Existe muito mais de
Schopenhauer em relação a Hegel, mas é o suficiente. Além dele, também da mesma
época há, por exemplo, Soren Kiekergaard, autor de O livro do Juiz,
crítico severo de seu historicismo, e citado por Sir Karl Raymund Popper
em A Sociedade Aberta e Seus Inimigos:
Houve - escreve Kierkegaard - filósofos que tentaram,
antes de Hegel ... explicar a história. E a Providência só podia sorrir ao ver
tais tentativas. Mas a Providência não se ria às escâncaras, pois havia neles
sinceridade e honestidade humanas. Mas Hegel!... Aqui preciso da linguagem de
Homero. Como os deuses gargalharam trovejantemente! Esse pequenino e horrendo
professor compreendeu simplesmente a necessidade de cada uma e de todas as
coisas que existem, e agora executa em seu hormoniozinho toda a peça: “Escutai,
deuses do Olimpo!”
Sir Karl Popper comenta a
citação dizendo que as expressões de Kierkegaard são quase tão fortes quanto as
de Schopenhauer, quando afirma, um pouco depois, que o hegelianismo, "esse
brilhante espírito de podridão, é a mais repugnante das formas de licenciosidade,
mofo de pompa, e possui um infame esplendor de corrupção".
Ainda em A Sociedade
Aberta e Seus Inimigos, Sir Karl Popper, lá para as tantas, se pergunta a razão
pela qual ainda precisamos nos incomodar com Hegel:
A resposta é que a influência de Hegel permaneceu como
força poderosíssima, apesar do fato de que os cientistas nunca o levaram a
sério (...) A influência de Hegel e especialmente a do seu jargão, é ainda
muito forte em sua filosofia moral, e social, como nas ciências sociais e
políticas (com a única exceção da economia). Especialmente os filósofos da
história, da política e da educação, ainda estão sob seu império, em ampla
extensão.
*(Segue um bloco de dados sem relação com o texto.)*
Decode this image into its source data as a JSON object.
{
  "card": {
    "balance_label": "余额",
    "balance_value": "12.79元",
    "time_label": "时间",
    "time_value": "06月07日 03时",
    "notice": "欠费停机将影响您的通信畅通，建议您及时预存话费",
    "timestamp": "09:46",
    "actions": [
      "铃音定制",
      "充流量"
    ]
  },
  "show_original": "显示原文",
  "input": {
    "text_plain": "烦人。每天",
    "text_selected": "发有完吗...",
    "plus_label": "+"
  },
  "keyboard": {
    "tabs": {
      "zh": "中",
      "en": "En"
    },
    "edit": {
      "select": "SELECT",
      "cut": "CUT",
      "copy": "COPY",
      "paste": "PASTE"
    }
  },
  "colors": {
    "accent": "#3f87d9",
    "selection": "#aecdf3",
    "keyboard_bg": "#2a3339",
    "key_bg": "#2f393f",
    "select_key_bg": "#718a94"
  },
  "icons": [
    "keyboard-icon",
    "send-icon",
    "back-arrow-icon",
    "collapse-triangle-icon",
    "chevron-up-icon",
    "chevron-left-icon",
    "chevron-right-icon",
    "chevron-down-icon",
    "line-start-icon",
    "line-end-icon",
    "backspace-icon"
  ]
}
Em política isso é mais amplamente mostrado de que tanto a ala
extrema marxista, assim como o centro conservador e a extrema direita fascista
baseiam suas filosofias políticas em Hegel; a ala esquerda substitui a guerra
de nações que aparece no esquema historicista de Hegel pela guerra de classes;
a extrema direita substitui-a pela guerra de raças; mas ambos o seguem mais ou
menos conscientemente (o centro conservador é, em regra, menos consciente do
que deve a Hegel).
Mesmo assim li Hegel.
Conclui minha tarefa autoimposta. Ter continuado a estuda-lo me permitiu, algum
tempo depois, procurar entender a ligação entre a dialética de Heráclito de
Éfeso, a de Hegel, com sua “Filosofia da Identidade”, e a de Marx. Fez-me capaz,
certo ou errado, de conectar esse entendimento com a “Teoria da Evolução”, por
intermédio da “Teoria do Meme”, exposta por Sir Richard Dawkins em O Gene
Egoísta.
Permitiu-me, por fim, compreender que sem a ciência qualquer teoria acerca de fatos históricos é mera especulação. Quanto à Filosofia, é pura metafísica, delírio da Razão.